Student violinists study scordatura

Student violinists study scordatura

The Goshen College music department will present the “Rosary Sonatas” in a violin studio recital this Friday. 

The “Rosary Sonatas” were composed by Heinrich Ignaz Franz Biber in the 17th century, but were not discovered until 1905. Consisting of 15 sonatas and a final passacaglia, the collection is an adaptation of the 15 Mysteries of the Rosary, reflecting key moments and events in the lives of Christ and the Virgin Mary. 

Solomia Soroka, professor of music, chose the “Rosary Sonatas” as studio recital repertoire in honor of the Easter season.

“I was trying to time it with Easter,” she said. “[The sonatas] are all about praying on rosaries and the New Testament and the Resurrection…. But, as I joke, it will still be in time for Ukranian Easter, which is five weeks later this year!” 

The collection of sonatas features a type of violin tuning known as scordatura, which translates in Italian to “discord” or “mistuning.”  

“It’s an intentional mistuning of the violin,” said Soroka. “[Biber] retuned the violin so each sonata has a different tuning.”

Joel Yoder, a junior, enjoys the challenge that scordatura poses to violinists. 

“It’s a very different experience playing scordatura because what your fingers do is not necessarily what your brain expects to hear,” he said. “It’s unexpected — I think that’s my favorite part, the novelty of it all.” 

Caroline Greaser, a sophomore, describes scordatura tuning as “hearing the violin in a way it’s never sounded before.” 

“It’s honestly pretty easy to learn because the way it’s written is just like the way your instrument is tuned normally, so the fingering is all the same,” she said. “But it sounds different, so it can trip you up a little bit if you’re picking up your instrument and you’re like, wait, that’s not the note I’m supposed to play.” 

The sonatas are divided into three sections: joyful mysteries, sorrowful mysteries, and glorious mysteries.
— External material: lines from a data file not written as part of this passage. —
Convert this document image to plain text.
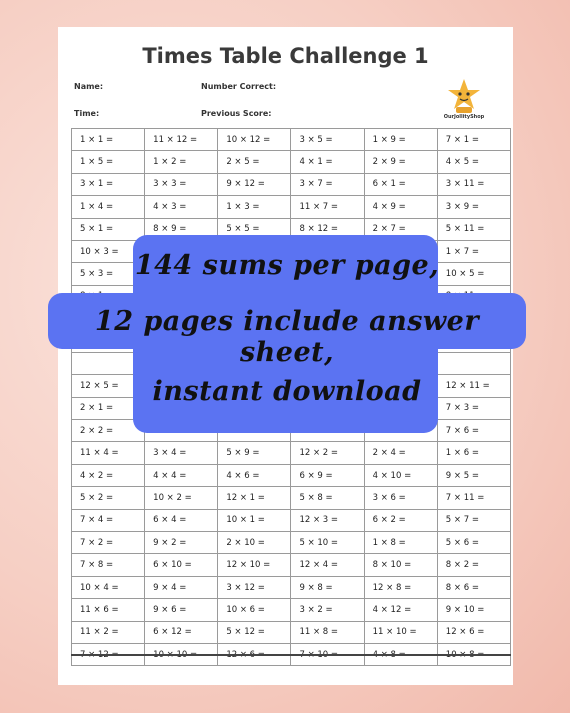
Times Table Challenge 1
Name:	Number Correct:
Time:	Previous Score:	OurJollityShop
1 × 1 =	11 × 12 =	10 × 12 =	3 × 5 =	1 × 9 =	7 × 1 =
1 × 5 =	1 × 2 =	2 × 5 =	4 × 1 =	2 × 9 =	4 × 5 =
3 × 1 =	3 × 3 =	9 × 12 =	3 × 7 =	6 × 1 =	3 × 11 =
1 × 4 =	4 × 3 =	1 × 3 =	11 × 7 =	4 × 9 =	3 × 9 =
5 × 1 =	8 × 9 =	5 × 5 =	8 × 12 =	2 × 7 =	5 × 11 =
10 × 3 =					1 × 7 =
5 × 3 =					10 × 5 =

12 × 5 =					12 × 11 =
2 × 1 =					7 × 3 =
2 × 2 =					7 × 6 =
11 × 4 =	3 × 4 =	5 × 9 =	12 × 2 =	2 × 4 =	1 × 6 =
4 × 2 =	4 × 4 =	4 × 6 =	6 × 9 =	4 × 10 =	9 × 5 =
5 × 2 =	10 × 2 =	12 × 1 =	5 × 8 =	3 × 6 =	7 × 11 =
7 × 4 =	6 × 4 =	10 × 1 =	12 × 3 =	6 × 2 =	5 × 7 =
7 × 2 =	9 × 2 =	2 × 10 =	5 × 10 =	1 × 8 =	5 × 6 =
7 × 8 =	6 × 10 =	12 × 10 =	12 × 4 =	8 × 10 =	8 × 2 =
10 × 4 =	9 × 4 =	3 × 12 =	9 × 8 =	12 × 8 =	8 × 6 =
11 × 6 =	9 × 6 =	10 × 6 =	3 × 2 =	4 × 12 =	9 × 10 =
11 × 2 =	6 × 12 =	5 × 12 =	11 × 8 =	11 × 10 =	12 × 6 =

144 sums per page,
12 pages include answer sheet,
instant download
Each of the 15 sonatas features a different tuning, as well as a title that corresponds to an event from the New Testament. Soroka notes that Biber’s choice to use scordatura tuning in the “Rosary Sonatas” was “to play into the event that each sonata depicts.”

“In the sorrowful mysteries, you tune the violin to produce a very subdued tone,” she said. “This is when we enter Christ’s life into his crucifixion, his carrying the cross, his wreath of thorns. And then in the glorious mysteries, the violin is tuned in a way that produces very loud ringing because of certain tones. They are ringing of the Resurrection, of the Coronation of Mary, all of this that is most important in the Christian faith.” 

Yoder will be performing the 11th sonata, titled “The Resurrection.” His sonata features G-G-D-D tuning, which creates a physical crossing of strings on the violin and thus a symbol of the cross in the Resurrection.

“I will say, it is really weird to play when my strings are crossed,” he said. “You have to really focus on the music and not what your fingers want to do.”

Mariah Kaufman, a junior music education major, will be playing the 13th sonata, titled “Pentecost.” Her sonata is tuned with A-E-C-E scordatura.

“I think what’s really cool is just the way the resonance of the violin changes, particularly in mine where I’m putting two E strings on my violin instead of one,” she said. “That’s what I enjoyed the most about playing it — just playing an instrument that sounds different than it does normally.”

Soroka encourages Goshen College students and staff to attend the recital and “support your peers and colleagues.” 

“We want the audience to be pleased and hear and see something different,” she said. “We’ve been deprived of live concerts… and this is very beautiful music. It’s not only educational, but it’s food for the soul.”

Kaufman hopes that those who attend the recital will learn more about scordatura and the historical context of the “Rosary Sonatas.” 

“We’re all going to be playing on violins, but they’re all going to sound slightly different,” she said. “Just the way that a simple tuning change affects the timbre of the instrument will be a really cool thing to experience — and we’ll have a little more historical information there, too. So it’s going to be a cool aesthetic experience, but also educational at the same time.”

Yoder notes that scordatura music is rarely performed and that students and employees should take advantage of this opportunity to hear these sonatas in a live context. 

“This is music that you’re not going to hear many other places,” he said. “And so I would recommend it for the novelty. The players had a new experience, and you’ll have a new experience, as well.” 

Goshen College students and employees can attend the violin studio recital at 7:30 p.m. on Friday in Sauder Concert Hall, while the general public can access the event via livestream.